17th Jan 2011

Top three online scams

While the YOURLifeChoices office staff have a chuckle on Monday morning when they compare how many million dollars they have “won” in lotteries over the weekend, many Australians are falling victim to this and other common scam emails.

Fake lotteries
The most common scam email making the rounds is fake lottery emails. The emails claim that you have won a foreign lottery which you never even entered and ask for your personal information, such as your bank account details to claim the prize. Once you have sent all these details they will then ask you to send an advance payment to cover all the taxes and other fees to be able to process the money into your account.

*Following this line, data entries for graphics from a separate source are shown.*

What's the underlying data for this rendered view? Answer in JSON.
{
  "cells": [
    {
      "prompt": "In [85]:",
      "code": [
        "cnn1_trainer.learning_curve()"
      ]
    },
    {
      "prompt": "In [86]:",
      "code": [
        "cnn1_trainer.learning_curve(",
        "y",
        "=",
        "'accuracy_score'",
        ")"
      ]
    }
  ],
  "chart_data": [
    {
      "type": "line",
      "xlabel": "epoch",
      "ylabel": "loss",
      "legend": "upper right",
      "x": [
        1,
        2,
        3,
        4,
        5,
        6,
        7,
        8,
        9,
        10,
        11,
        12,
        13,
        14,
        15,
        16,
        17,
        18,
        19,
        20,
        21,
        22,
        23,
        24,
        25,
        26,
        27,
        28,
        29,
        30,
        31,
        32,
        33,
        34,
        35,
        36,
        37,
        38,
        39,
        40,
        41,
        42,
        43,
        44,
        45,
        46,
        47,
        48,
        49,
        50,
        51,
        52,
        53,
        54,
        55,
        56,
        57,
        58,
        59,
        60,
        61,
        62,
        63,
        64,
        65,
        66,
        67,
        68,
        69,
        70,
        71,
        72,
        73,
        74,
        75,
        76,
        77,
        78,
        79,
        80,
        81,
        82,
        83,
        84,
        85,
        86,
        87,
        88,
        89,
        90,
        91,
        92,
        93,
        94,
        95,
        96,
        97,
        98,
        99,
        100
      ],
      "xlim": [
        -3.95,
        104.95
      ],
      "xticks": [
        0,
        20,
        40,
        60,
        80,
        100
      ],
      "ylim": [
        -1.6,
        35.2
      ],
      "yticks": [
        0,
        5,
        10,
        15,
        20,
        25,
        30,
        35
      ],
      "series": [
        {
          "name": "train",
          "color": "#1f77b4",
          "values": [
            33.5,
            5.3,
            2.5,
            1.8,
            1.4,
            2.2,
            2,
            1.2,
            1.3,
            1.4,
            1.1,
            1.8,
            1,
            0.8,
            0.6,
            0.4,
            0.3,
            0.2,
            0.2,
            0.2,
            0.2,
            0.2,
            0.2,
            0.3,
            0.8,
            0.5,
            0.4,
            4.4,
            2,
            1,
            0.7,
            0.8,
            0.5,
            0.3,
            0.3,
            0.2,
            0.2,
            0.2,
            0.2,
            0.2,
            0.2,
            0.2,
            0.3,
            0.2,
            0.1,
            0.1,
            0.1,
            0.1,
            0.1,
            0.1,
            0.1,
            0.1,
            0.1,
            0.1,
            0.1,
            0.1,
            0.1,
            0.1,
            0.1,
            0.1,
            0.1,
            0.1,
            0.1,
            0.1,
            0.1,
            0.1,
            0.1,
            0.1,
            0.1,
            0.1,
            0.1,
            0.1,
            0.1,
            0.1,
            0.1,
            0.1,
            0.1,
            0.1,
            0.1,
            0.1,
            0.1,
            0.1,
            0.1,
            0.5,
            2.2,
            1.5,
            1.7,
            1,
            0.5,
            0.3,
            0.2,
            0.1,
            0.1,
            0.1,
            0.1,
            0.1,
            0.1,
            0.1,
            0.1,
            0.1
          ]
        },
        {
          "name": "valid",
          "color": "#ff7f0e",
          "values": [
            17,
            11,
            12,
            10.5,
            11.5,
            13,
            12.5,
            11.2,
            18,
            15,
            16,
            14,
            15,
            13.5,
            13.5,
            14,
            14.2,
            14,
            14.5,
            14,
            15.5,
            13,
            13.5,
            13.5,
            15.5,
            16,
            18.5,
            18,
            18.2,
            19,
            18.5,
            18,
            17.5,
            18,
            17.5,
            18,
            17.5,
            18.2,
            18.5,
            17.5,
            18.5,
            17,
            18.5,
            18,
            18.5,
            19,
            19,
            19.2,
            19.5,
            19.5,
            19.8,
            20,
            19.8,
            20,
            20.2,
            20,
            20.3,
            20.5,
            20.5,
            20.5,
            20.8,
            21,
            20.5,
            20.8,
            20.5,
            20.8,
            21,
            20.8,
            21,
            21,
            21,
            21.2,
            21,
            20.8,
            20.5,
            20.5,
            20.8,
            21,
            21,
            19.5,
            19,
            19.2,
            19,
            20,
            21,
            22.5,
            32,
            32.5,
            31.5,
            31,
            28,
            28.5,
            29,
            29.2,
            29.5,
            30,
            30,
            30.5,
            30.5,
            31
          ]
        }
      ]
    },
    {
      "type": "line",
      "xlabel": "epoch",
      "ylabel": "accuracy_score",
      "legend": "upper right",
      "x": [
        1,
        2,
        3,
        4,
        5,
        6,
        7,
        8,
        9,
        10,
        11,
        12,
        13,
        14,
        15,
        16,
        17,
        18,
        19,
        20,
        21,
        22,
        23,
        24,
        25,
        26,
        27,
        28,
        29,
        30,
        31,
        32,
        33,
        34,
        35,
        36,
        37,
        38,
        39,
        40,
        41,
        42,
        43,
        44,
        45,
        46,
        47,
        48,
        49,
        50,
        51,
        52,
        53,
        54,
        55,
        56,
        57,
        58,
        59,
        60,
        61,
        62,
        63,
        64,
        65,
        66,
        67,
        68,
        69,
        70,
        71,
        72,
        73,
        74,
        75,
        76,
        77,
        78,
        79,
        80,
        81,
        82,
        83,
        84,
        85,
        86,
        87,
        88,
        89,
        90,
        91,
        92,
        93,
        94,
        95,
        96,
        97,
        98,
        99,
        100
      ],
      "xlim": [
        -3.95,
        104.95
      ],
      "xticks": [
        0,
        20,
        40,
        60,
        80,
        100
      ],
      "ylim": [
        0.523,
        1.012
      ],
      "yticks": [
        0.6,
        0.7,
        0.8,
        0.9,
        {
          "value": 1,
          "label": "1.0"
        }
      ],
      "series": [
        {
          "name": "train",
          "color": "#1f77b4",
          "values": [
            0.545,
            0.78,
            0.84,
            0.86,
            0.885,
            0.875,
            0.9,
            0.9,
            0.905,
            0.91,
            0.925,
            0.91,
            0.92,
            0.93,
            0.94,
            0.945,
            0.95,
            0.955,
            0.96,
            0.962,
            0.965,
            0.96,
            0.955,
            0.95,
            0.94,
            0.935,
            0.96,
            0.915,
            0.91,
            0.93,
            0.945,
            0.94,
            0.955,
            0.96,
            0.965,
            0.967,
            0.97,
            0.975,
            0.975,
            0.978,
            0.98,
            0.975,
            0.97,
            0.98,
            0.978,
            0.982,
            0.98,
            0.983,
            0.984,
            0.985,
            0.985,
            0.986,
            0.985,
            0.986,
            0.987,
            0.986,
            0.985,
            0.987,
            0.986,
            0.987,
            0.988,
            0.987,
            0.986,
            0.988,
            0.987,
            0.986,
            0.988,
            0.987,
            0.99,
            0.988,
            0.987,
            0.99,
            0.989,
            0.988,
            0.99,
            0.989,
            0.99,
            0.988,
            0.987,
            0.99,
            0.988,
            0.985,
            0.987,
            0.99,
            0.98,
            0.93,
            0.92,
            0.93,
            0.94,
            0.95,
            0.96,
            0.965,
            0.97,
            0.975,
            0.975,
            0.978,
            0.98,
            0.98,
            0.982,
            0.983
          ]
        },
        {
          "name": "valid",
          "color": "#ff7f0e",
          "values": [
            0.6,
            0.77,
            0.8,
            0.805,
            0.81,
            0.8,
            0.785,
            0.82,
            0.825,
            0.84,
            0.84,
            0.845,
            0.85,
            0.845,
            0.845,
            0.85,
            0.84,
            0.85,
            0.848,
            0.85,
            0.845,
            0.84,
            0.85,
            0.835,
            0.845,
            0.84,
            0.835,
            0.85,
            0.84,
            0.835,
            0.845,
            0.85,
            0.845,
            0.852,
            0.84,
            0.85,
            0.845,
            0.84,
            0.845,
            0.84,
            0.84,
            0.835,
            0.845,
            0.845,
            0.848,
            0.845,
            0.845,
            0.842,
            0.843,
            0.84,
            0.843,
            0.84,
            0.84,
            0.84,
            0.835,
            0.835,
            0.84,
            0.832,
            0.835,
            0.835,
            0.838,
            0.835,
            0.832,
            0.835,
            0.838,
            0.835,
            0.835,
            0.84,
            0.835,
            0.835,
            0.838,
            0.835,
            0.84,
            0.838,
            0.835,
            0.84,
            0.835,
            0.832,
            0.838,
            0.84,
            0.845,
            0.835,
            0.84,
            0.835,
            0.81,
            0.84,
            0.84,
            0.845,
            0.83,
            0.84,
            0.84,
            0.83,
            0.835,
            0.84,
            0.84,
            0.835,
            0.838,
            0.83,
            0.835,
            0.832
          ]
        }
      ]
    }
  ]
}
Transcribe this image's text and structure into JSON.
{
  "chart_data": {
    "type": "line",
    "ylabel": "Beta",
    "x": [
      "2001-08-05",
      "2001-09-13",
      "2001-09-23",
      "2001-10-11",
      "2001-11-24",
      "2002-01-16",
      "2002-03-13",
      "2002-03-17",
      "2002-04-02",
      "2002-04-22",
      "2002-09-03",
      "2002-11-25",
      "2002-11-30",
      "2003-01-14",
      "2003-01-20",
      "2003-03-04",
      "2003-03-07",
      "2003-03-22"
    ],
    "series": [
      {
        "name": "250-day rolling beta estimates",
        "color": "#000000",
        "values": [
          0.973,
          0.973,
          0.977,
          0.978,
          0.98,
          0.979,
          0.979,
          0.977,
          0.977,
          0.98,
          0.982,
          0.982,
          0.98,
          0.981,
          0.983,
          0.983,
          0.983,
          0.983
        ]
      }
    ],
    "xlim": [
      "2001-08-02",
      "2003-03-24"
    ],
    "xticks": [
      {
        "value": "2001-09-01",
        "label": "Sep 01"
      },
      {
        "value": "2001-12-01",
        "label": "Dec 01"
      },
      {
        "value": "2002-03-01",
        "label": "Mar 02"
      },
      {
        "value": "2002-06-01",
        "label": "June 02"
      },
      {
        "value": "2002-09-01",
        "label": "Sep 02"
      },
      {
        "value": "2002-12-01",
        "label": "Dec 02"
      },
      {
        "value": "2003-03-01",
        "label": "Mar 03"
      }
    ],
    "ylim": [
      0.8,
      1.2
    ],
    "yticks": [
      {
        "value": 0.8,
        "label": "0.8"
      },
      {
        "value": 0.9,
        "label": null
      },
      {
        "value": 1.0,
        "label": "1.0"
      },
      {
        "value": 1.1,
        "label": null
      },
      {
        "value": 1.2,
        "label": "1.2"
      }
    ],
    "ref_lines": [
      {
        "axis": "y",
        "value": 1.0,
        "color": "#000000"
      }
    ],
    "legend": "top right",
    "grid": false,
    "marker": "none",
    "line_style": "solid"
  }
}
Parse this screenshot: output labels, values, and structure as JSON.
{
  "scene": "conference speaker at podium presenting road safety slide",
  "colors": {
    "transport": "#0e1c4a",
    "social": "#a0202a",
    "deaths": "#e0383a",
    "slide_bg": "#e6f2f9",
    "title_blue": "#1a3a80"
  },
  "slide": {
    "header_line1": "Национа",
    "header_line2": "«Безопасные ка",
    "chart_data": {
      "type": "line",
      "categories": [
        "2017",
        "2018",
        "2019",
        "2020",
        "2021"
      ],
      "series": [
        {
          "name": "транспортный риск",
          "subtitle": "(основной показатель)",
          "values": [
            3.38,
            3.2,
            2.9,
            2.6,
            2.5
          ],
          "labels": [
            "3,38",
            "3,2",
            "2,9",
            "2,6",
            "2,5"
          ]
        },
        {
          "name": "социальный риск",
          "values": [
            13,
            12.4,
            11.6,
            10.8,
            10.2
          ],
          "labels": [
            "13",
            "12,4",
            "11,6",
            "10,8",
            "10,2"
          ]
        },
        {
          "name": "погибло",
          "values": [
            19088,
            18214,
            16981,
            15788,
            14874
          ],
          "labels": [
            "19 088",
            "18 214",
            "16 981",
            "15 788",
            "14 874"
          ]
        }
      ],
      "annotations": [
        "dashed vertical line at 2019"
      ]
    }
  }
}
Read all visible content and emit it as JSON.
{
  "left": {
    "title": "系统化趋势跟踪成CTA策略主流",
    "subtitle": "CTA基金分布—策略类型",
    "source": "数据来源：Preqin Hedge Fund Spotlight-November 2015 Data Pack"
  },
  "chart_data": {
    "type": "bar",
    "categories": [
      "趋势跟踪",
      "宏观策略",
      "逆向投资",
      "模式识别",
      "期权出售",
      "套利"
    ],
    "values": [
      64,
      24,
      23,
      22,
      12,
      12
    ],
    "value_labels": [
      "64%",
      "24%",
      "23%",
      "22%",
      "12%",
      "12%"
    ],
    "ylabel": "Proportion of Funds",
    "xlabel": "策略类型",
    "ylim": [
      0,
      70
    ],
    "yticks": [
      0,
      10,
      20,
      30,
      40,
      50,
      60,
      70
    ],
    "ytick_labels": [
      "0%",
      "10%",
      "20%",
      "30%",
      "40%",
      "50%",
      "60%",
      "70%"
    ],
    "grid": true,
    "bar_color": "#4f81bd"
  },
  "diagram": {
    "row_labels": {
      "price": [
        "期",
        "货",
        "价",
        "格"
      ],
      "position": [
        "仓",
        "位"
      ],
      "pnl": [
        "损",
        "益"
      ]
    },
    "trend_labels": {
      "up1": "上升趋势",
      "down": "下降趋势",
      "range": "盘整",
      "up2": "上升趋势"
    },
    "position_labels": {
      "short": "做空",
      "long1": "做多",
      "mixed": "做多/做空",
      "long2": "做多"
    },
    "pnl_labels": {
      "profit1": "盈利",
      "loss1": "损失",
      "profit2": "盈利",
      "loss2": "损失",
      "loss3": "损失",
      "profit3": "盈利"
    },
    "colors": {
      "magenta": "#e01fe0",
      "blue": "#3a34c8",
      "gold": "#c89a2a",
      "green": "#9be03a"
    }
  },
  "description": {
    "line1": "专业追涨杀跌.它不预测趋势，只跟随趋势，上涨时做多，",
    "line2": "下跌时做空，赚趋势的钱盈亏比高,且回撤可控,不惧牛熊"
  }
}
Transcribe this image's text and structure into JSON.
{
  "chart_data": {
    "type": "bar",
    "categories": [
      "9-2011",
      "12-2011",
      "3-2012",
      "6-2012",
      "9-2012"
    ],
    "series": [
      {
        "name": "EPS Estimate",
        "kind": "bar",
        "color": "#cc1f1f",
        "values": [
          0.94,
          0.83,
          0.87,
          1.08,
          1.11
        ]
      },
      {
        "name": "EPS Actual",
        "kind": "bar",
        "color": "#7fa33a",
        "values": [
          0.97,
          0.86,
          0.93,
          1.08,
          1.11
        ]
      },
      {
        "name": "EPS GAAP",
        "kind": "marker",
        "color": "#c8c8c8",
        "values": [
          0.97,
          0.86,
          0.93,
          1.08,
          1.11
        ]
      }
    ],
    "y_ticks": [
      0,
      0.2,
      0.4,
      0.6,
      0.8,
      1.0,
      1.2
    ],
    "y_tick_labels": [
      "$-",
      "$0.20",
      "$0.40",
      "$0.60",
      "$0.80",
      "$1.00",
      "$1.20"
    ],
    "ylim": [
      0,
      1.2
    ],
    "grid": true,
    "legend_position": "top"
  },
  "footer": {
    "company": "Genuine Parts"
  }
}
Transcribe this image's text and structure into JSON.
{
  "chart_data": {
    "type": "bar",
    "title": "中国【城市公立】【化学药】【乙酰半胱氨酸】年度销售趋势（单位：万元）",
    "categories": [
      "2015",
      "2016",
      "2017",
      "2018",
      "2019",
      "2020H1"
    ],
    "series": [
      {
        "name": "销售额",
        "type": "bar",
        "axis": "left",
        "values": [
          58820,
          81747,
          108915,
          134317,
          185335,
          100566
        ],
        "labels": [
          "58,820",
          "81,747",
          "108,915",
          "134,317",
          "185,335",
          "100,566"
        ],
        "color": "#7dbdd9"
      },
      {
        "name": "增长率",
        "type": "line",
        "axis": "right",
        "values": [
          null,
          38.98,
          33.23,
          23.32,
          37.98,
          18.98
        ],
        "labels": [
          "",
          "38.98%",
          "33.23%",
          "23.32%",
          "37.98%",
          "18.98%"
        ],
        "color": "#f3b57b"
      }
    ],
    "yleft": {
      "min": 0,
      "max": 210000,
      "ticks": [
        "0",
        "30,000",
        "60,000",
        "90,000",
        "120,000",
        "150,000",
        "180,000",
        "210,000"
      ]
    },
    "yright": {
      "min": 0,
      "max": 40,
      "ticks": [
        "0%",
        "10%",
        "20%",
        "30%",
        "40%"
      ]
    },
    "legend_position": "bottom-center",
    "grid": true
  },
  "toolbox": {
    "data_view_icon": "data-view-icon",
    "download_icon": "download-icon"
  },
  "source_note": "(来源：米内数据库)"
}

Some scammers have even gone to the extreme of sending counterfeit cheques to the physical mailing address of the “winner” as a “partial payment” to cover the taxes and fees involved. The instructions tell the recipient to deposit the cheque and to send back the money. The cheque is proven to be counterfeit after the person has already sent the money and are responsible for all the money drawn and sent on.

Dating scams
Praying on the lonely and broken hearted; dating and romantic scam emails have been around for a number of years and have been very successful in extorting money from people all around the world. It starts off with you receiving an email, usually from a girl located in Eastern Europe/Russia who sends through a fake image of herself (it is generally a man sending these photos). The exchange of emails stirs up emotion in the recipient and after around 20 emails, the girl will have a family emergency and be desperately in need of a ‘small’ amount of money. The other avenue these scammers go down is by asking to meet but you have to send her enough money to fly over to meet you. Sadly, she will never arrive.

Stuck in a foreign country
A fairly new scam where hackers break into the social networking or email accounts of a person and pretend to be that person. They then send out an email/personal message to each of the person’s friends claiming to be in a foreign country and in need of a short loan to be sent via Western Union.